08.08.2018, 18:00 Uhr

Aufschub für die Draulände? "Das ist ein Schlag gegen die Innenstadt"

Stadtrat Christian Pober (ÖVP) (Foto: Hannes Pacheiner)

Stadtrat Christian Pober (ÖVP) reagiert auf Harald Sobes (SPÖ) Vorhaben, einige Bauprojekte womöglich zurückzustellen.

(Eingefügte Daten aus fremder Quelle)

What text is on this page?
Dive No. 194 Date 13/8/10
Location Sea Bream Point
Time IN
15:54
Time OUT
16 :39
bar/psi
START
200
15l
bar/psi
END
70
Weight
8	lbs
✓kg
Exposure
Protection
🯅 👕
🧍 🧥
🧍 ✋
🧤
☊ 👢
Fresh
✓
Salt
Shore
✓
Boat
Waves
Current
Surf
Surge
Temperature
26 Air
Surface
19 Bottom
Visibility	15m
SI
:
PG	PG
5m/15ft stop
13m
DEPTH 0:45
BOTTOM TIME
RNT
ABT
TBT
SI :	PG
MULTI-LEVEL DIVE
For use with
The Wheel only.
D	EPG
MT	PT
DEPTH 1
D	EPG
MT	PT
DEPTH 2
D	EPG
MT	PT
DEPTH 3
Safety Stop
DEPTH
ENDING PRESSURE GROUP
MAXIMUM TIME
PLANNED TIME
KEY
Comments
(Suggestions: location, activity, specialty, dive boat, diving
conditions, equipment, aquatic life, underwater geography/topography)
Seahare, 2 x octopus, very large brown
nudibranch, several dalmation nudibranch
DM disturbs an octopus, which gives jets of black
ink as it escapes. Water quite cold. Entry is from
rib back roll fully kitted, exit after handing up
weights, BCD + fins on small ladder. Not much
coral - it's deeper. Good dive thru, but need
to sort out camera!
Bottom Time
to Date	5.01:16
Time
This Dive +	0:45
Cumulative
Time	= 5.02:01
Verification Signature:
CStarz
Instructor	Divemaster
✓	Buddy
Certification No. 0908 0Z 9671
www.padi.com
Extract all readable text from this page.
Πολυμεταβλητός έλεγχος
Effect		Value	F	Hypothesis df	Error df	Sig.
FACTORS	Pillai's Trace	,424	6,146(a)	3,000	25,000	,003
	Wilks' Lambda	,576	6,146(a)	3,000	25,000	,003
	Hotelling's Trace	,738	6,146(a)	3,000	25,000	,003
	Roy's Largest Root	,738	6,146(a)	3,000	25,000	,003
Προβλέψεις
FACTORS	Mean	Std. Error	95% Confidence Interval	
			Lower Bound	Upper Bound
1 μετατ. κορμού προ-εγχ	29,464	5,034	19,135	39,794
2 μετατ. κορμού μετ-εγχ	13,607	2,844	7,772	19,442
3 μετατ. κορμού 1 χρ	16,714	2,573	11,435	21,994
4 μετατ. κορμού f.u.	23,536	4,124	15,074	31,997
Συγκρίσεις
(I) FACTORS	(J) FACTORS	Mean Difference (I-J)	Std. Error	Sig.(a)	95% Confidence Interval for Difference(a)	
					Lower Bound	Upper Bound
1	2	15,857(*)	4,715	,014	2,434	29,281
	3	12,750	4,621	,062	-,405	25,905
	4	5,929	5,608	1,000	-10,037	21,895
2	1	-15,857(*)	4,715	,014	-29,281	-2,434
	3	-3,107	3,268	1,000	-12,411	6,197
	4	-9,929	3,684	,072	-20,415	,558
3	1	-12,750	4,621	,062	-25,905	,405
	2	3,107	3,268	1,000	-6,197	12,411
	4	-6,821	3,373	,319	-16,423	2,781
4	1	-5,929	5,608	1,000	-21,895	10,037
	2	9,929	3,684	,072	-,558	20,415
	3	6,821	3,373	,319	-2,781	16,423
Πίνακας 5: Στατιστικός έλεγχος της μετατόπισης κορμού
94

VILLACH. Mit der WOCHE sprach Stadtrat Harald Sobe (SPÖ) über das Villacher Verkehrskonzept, Projekte und Visionen. Und auch darüber, dass zugunsten anstehender Realisierungen, wie der Radweg zur Infineon, anderes, wie die Draulände, wahrscheinlich warten werde müssen. 
Auf diese Pläne reagiert nun Stadtrat Christian Pober. "Man spricht vom Kraftpaket für die Innenstadt - was ist die Reaktion des Planungsreferenten? Wir verschieben den Umbau der Draulände, um an anderen Projekten zu arbeiten. Dies zeigt einmal mehr, die planlose Herangehensweise von Stadtrat Sobe im Bezug auf den Straßenbau in Villach."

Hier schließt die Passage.